Logo de l'organisme sur lequel est écrit UCI Anti-doping inspector.

La brigade antidopage de l'UCI

Photo : Getty Images / LIONEL BONAVENTURE

AFP

L'Union cycliste internationale (UCI) a ouvert la porte vendredi à « une collaboration future » avec l'Autorité indépendante de contrôle (ITA), une entité mise sur pied par le mouvement olympique et l'Agence mondiale antidopage (AMA) pour mener des programmes de contrôles indépendants.

Au-delà des déclarations d'intention, l'annonce constitue un pas en avant prometteur vers une plus grande indépendance des opérations de contrôle à l'égard des fédérations.

L'ITA a été créée en 2017 et est opérationnelle depuis 2018. Elle a signé à ce jour des contrats avec une quarantaine de fédérations ou organisations internationales, qui lui ont délégué la conduite totale ou partielle de leur programme antidopage.

Elle sera par ailleurs responsable des contrôles des Jeux olympiques d'été de Tokyo en 2020.

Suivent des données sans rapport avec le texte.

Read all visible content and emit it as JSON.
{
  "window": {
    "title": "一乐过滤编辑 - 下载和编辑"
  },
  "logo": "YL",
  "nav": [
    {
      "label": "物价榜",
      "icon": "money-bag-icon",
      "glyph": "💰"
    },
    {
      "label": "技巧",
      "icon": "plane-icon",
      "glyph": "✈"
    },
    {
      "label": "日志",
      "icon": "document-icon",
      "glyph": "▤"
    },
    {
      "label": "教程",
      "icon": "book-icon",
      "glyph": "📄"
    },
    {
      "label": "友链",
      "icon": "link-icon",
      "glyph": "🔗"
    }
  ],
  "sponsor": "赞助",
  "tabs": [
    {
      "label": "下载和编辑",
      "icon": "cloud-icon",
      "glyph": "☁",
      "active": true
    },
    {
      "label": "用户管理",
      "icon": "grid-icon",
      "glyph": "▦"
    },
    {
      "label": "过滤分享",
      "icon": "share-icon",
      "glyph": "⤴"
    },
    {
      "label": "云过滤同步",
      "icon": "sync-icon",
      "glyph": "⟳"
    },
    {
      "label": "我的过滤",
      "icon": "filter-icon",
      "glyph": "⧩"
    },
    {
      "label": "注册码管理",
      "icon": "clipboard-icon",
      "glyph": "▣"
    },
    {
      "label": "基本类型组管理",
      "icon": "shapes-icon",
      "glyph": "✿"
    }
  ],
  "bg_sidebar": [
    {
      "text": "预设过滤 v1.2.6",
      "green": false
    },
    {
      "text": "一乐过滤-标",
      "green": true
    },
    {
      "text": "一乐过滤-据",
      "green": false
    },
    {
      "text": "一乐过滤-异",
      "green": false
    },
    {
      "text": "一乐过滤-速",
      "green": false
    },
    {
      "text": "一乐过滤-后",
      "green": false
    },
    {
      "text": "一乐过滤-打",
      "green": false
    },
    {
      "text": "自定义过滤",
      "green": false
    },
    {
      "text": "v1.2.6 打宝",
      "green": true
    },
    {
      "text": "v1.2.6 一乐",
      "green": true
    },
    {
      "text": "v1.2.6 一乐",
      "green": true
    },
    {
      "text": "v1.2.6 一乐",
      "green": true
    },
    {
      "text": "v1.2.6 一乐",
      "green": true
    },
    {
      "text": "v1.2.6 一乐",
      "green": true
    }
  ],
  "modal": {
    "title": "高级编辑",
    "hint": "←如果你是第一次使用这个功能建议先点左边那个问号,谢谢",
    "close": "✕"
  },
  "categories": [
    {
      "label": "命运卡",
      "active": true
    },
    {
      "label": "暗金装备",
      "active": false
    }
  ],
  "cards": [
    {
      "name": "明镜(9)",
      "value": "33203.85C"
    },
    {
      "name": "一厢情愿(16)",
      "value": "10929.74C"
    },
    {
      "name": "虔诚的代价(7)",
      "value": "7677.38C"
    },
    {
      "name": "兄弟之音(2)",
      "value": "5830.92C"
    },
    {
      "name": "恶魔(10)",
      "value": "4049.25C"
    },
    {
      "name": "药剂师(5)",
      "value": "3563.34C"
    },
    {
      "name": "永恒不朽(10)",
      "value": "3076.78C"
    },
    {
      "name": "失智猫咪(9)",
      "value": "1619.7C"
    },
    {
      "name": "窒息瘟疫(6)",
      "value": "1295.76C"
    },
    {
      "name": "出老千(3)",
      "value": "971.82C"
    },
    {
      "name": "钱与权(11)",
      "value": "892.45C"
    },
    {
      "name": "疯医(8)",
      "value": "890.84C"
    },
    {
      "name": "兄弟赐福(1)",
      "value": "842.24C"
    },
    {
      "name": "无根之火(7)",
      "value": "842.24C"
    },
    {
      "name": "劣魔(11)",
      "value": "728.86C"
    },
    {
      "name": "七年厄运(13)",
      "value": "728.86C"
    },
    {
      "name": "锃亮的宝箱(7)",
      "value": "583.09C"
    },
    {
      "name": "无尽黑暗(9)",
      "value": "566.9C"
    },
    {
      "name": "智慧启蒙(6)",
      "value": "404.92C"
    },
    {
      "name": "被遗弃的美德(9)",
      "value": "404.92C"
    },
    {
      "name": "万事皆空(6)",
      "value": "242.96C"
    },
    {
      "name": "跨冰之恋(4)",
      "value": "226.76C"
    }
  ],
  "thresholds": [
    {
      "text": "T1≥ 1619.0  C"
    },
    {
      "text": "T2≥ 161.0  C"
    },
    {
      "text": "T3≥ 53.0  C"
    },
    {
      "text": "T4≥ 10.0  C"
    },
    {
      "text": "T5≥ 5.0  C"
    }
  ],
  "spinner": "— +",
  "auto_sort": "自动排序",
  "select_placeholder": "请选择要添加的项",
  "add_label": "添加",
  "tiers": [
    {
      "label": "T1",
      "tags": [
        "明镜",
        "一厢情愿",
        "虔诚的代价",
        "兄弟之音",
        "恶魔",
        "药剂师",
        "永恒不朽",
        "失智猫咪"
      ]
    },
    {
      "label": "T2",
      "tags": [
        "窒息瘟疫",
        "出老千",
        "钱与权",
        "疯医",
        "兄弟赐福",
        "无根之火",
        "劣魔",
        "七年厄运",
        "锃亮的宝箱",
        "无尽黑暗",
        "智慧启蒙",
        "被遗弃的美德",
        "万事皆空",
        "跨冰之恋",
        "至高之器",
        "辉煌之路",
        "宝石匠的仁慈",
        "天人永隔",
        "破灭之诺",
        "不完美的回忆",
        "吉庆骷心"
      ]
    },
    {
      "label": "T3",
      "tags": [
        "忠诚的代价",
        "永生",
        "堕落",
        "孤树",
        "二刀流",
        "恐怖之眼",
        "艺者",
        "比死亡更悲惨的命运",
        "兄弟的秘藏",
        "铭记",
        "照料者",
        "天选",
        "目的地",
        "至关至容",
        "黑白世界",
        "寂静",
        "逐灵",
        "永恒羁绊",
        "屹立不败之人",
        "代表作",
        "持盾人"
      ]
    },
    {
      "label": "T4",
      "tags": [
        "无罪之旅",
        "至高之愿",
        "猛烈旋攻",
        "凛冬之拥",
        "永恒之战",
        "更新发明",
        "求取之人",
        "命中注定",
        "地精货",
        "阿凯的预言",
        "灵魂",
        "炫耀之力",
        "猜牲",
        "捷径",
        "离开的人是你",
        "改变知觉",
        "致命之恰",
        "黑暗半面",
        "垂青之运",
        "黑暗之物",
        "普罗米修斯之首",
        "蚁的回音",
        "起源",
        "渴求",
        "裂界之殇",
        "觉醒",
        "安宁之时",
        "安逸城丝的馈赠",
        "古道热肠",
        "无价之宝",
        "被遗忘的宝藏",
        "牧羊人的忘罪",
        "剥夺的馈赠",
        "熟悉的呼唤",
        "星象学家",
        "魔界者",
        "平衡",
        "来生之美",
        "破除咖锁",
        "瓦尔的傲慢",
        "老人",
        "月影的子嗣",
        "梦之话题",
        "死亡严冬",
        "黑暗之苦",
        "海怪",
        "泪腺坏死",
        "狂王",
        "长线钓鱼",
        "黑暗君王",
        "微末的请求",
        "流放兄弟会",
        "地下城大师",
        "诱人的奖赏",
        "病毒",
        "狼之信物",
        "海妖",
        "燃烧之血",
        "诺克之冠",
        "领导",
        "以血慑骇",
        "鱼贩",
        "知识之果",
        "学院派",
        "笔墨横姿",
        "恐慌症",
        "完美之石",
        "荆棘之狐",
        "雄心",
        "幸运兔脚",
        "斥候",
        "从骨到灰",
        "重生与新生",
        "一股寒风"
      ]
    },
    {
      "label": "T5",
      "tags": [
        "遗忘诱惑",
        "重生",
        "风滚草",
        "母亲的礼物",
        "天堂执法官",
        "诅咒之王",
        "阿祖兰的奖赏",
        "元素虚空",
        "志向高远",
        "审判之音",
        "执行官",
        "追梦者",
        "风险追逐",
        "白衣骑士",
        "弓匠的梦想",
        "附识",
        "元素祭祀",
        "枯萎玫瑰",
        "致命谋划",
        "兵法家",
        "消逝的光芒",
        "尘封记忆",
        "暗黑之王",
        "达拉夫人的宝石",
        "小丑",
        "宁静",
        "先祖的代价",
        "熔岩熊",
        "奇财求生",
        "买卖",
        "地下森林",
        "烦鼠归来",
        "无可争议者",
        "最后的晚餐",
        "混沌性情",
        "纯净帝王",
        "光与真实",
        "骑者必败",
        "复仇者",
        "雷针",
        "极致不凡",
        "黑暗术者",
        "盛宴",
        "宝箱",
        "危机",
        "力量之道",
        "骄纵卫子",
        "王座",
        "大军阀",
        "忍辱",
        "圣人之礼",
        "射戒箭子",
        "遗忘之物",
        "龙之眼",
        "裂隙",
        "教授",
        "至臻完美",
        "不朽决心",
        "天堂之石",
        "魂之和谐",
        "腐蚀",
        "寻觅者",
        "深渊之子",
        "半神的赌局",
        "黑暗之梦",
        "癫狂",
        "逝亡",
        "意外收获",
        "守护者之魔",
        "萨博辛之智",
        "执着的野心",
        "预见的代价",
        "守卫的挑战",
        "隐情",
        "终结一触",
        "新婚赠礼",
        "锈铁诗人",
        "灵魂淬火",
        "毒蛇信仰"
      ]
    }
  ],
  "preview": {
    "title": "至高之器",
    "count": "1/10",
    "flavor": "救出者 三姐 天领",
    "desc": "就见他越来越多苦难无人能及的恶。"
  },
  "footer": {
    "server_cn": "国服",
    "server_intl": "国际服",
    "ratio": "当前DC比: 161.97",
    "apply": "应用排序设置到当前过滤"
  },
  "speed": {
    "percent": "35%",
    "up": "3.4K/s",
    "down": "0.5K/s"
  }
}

L'UCI, comme plusieurs fédérations importantes, dont la FIFA (soccer), la Fédération internationale de tennis (ITF) ou encore la Fédération internationale d'athlétisme (IAAF), gèrent elles-mêmes leur programme antidopage ou l'ont confié à des structures créées à leur initiative.

Le cyclisme avait ainsi à cet effet créé la Fondation antidopage du cyclisme (CADF).

D'après plusieurs sources dans le milieu de l'antidopage, le CIO veut pousser les fédérations à se joindre à l'ITA, notamment pour limiter les risques de conflit d'intérêts entre l'organisme de contrôle et les autorités sportives.

« L'actualité démontre à nouveau que le dopage s'inscrit dans un environnement qui ne connaît aucune frontière, ni entre les sports ni entre les pays », explique l'UCI dans son communiqué.

Elle fait donc un pas vers les instances olympiques et antidopage.

La lutte antidopage « devient de plus en plus complexe et il serait logique que l'UCI, la CADF et l'ITA unissent leurs efforts, leurs ressources et leurs expertises respectives pour maximiser les résultats », a relevé le directeur général de l'ITA, Benjamin Cohen, à l'AFP.

L'UCI ne veut pas précipiter les choses et précise que la CADF conservera en 2020 « la responsabilité du programme antidopage ».

L'UCI souligne qu'elle « apprécie pleinement l'expertise de la CADF ».

Les conclusions des discussions entre l'UCI et l'ITA seront annoncées en février 2020.